Putting aside the question of whether this was a good use of Sunday time, it raised an interesting question in my view: What types of surveillance can an employer use in the workplace in Connecticut?
Connecticut actually has a state law on surveillance. Conn. Gen. Stat. Sec. 31-48b limits what an employer can do in two main instances:
- Employers cannot operate "any electronic surveillance device or system, including but not limited to the recording of sound or voice or a closed circuit television system" for the purposes of monitoring employees in areas "designed for the health or personal comfort of the employees or for safeguarding of their possessions, such as rest rooms, locker rooms or lounges."
Obviously, the important limitation on the monitoring is that it cannot be done in places that are typically viewed as more private such as bathrooms or locker rooms. Nevertheless, it also extends to "lounges" as well.

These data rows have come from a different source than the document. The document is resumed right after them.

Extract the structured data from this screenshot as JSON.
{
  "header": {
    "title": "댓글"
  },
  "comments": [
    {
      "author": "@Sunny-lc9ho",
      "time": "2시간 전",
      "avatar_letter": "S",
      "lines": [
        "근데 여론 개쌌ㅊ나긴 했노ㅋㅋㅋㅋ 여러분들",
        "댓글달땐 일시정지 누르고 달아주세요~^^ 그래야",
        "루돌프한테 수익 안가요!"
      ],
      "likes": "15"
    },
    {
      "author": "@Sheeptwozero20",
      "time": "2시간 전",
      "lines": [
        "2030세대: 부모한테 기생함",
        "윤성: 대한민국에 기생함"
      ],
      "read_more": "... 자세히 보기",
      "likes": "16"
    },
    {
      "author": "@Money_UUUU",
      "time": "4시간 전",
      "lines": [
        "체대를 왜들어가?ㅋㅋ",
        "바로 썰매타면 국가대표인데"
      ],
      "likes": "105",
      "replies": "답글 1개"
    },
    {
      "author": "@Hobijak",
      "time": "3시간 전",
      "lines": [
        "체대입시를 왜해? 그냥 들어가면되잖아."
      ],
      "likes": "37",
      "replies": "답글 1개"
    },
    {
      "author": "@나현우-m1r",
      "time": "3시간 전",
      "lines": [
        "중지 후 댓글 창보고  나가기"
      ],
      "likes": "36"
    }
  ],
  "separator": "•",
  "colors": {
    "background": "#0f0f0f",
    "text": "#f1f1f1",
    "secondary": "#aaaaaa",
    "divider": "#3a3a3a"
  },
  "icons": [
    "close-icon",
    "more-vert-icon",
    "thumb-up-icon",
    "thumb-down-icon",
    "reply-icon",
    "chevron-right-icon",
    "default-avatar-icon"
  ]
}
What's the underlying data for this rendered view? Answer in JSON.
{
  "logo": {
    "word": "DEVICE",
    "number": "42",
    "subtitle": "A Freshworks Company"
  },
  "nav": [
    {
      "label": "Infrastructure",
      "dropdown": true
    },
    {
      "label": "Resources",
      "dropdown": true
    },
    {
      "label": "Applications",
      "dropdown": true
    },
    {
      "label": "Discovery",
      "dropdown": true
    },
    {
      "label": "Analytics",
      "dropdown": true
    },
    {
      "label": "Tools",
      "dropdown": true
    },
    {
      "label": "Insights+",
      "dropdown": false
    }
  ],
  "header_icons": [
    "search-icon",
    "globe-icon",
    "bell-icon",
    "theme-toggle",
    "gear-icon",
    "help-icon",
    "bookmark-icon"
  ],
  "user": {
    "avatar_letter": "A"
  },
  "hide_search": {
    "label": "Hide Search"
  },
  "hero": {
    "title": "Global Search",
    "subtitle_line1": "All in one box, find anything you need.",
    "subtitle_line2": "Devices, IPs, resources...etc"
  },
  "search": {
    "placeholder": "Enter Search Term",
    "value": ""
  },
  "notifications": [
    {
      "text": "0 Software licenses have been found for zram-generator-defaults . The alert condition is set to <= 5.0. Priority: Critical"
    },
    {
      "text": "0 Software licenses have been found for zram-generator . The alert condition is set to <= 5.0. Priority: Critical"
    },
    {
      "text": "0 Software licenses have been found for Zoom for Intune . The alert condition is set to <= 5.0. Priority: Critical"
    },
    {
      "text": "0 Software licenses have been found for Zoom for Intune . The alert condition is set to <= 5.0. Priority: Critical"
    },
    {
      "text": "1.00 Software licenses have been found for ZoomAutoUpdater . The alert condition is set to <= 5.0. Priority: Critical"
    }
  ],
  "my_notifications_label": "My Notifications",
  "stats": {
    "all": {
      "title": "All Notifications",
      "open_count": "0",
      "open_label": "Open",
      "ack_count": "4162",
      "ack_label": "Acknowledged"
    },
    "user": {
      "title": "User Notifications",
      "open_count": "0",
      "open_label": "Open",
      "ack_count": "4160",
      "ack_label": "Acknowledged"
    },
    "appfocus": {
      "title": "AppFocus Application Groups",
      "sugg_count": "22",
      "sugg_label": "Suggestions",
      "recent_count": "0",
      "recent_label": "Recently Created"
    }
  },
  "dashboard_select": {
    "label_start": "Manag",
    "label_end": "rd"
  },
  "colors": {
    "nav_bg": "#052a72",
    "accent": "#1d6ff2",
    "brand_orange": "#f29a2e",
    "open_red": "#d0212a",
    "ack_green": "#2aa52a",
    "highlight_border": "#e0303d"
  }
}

Violations of this section can range from $500 for the first offense to jail time for the third offense.
- Employers also cannot "intentionally overhear or record a conversation or discussion pertaining to employment contract negotiations between the two parties, by means of any instrument, device or equipment, unless such party has the consent of all parties to such conversation or discussion. "
In practical terms, this provision is intended to prevent employers from monitoring union representative discussions — something that the NLRB would typically take issue of anyways.
There are other rules in the workplace as well, such as laws prohibiting electronic monitoring without proper notice.
So before your company’s CEO decides to become his or her own "Undercover Boss", be aware of the legal limits of such a practice. Of course, if you just want to find out what kind of "boss" you are, CBS provides this "quiz" on its "Undercover Boss" website.